Burt also is looking at the architecture of the tissue samples. “In addition to determining how many cells there are of each type, we also study tissue architecture to see how these cells are organized in the tumor. Are they close to blood vessels? Are they close to each other? Our preliminary data showed that tissue immune cell architecture in the tumor also predicts response to treatment,” Burt said.
The study also seeks to better understand the biological mechanism supporting the responders.
“Our preliminary data suggested that MPMs with high levels of neoantigens, new tumor surface molecules that can warn the immune system of the presence of the tumor, is not the only requirement for responding to ICIs,” Burt said. “It’s also important to take into consideration molecules called MHC, which present neoantigens to the immune system and facilitate the stimulation of the soldier immune cells. We have found that when both neoantigens and certain MHC molecules are there, the patient responds well to the therapy.”

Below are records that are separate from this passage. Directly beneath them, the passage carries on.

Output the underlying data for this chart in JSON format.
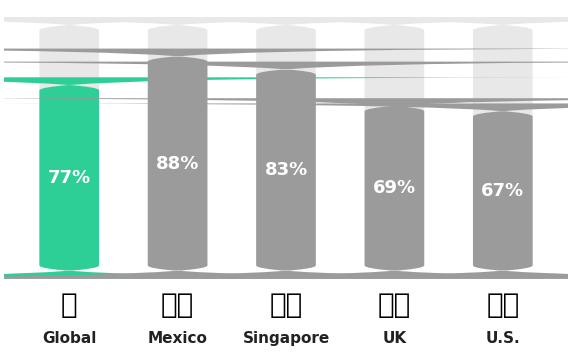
{
  "categories": [
    "Global",
    "Mexico",
    "Singapore",
    "UK",
    "U.S."
  ],
  "values": [
    77,
    88,
    83,
    69,
    67
  ],
  "bar_total": 100,
  "fill_color_first": "#2dcf96",
  "fill_color_rest": "#9b9b9b",
  "empty_color": "#e8e8e8",
  "text_color": "#ffffff",
  "label_color": "#222222",
  "background_color": "#ffffff",
  "bar_width": 0.55,
  "figsize": [
    5.72,
    3.61
  ],
  "dpi": 100,
  "value_fontsize": 13,
  "label_fontsize": 11,
  "flag_fontsize": 20
}
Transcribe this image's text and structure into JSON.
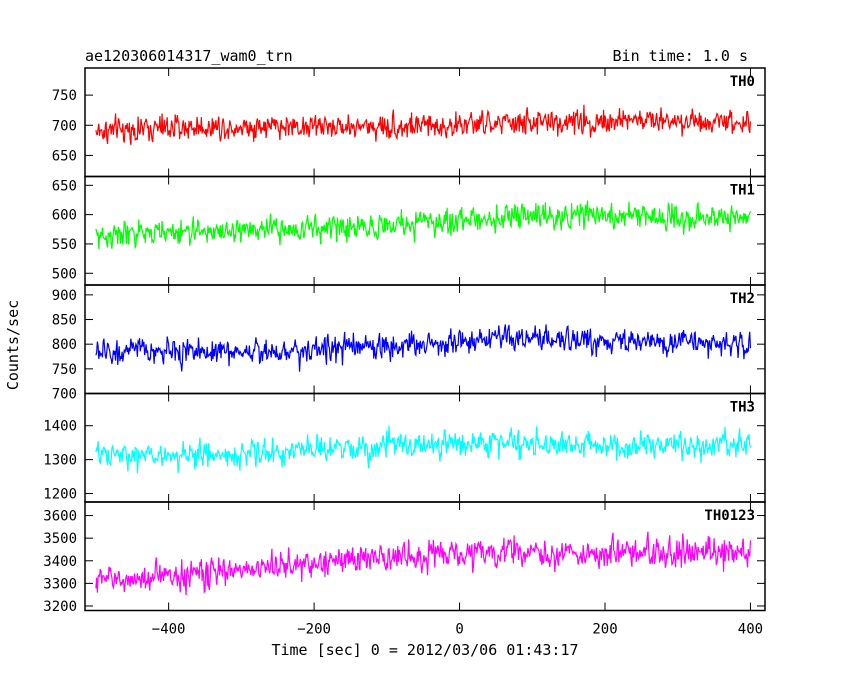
{
  "header": {
    "title": "ae120306014317_wam0_trn",
    "bin_time": "Bin time: 1.0 s"
  },
  "chart_data": {
    "type": "line",
    "xlabel": "Time [sec] 0 = 2012/03/06 01:43:17",
    "ylabel": "Counts/sec",
    "xlim": [
      -515,
      420
    ],
    "x_ticks": [
      -400,
      -200,
      0,
      200,
      400
    ],
    "x_tick_labels": [
      "−400",
      "−200",
      "0",
      "200",
      "400"
    ],
    "x_range": [
      -500,
      400
    ],
    "bin_seconds": 1.0,
    "panels": [
      {
        "series_name": "TH0",
        "color": "#ff0000",
        "ylim": [
          615,
          795
        ],
        "y_ticks": [
          650,
          700,
          750
        ],
        "mean_start": 690,
        "mean_end": 705,
        "noise": 22,
        "y_min": 640,
        "y_max": 795
      },
      {
        "series_name": "TH1",
        "color": "#00ff00",
        "ylim": [
          480,
          665
        ],
        "y_ticks": [
          500,
          550,
          600,
          650
        ],
        "mean_start": 560,
        "mean_end": 595,
        "noise": 22,
        "y_min": 480,
        "y_max": 665
      },
      {
        "series_name": "TH2",
        "color": "#0000ff",
        "ylim": [
          700,
          920
        ],
        "y_ticks": [
          700,
          750,
          800,
          850,
          900
        ],
        "mean_start": 780,
        "mean_end": 805,
        "noise": 27,
        "y_min": 700,
        "y_max": 920
      },
      {
        "series_name": "TH3",
        "color": "#00ffff",
        "ylim": [
          1175,
          1495
        ],
        "y_ticks": [
          1200,
          1300,
          1400
        ],
        "mean_start": 1310,
        "mean_end": 1345,
        "noise": 40,
        "y_min": 1175,
        "y_max": 1495
      },
      {
        "series_name": "TH0123",
        "color": "#ff00ff",
        "ylim": [
          3180,
          3660
        ],
        "y_ticks": [
          3200,
          3300,
          3400,
          3500,
          3600
        ],
        "mean_start": 3320,
        "mean_end": 3440,
        "noise": 65,
        "y_min": 3180,
        "y_max": 3660
      }
    ]
  }
}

Burt hopes that the analyses of tumor neoantigens and HLA molecules can be developed into a test to predict response to ICIs, but also that it will help understand neoantigen biology that could be applicable to other tumors as well.
We anticipate that after this study supported by the R37 MERIT Award we will be able to use both cellular organization and neoantigen:MHC concordance to predict response to ICIs,” Burt said.

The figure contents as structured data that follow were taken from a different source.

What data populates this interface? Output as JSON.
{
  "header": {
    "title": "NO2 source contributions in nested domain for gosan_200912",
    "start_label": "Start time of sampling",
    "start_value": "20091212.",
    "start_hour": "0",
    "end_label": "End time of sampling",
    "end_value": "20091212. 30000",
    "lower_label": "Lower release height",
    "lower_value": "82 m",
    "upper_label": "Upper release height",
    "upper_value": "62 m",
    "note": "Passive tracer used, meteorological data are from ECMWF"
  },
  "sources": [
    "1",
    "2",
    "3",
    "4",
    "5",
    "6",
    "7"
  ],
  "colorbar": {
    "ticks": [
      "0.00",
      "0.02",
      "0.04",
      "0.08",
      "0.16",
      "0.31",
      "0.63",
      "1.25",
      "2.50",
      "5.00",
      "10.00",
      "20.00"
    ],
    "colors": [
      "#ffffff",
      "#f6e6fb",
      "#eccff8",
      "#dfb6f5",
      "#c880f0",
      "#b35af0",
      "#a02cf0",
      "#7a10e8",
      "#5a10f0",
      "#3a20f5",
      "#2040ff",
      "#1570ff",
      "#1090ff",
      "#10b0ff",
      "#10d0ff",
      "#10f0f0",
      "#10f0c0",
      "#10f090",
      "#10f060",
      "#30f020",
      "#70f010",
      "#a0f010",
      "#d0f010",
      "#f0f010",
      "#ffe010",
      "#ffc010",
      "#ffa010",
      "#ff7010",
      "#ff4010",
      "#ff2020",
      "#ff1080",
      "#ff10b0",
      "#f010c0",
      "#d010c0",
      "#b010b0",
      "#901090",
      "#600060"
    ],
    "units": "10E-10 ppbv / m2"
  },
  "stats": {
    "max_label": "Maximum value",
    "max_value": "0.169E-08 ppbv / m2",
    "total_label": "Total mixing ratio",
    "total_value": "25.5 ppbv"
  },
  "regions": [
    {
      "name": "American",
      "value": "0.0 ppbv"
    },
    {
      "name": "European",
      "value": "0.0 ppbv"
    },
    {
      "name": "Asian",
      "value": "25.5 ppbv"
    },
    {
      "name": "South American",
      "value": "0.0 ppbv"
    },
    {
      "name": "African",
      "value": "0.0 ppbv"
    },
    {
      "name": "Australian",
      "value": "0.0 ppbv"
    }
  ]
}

“It will then be time for a clinical trial to conduct a rigorous prospective evaluation in which treatment depends on the results of the test.”
Burt’s research submission to the NCI as an R01 application received a score within the NCI pay line for experienced investigators and was thus converted to an R37 MERIT Award. This award enables National Institutes of Health institutes, such as the NCI, to give investigators with stellar records of research accomplishment a five-year award with the possibility of extension for additional years without undergoing another Integrated Review Groups (IRG) peer review. Burt’s five-year award has an opportunity for an extension of up to two additional years. The plan is to conduct the study between 2021 and 2028.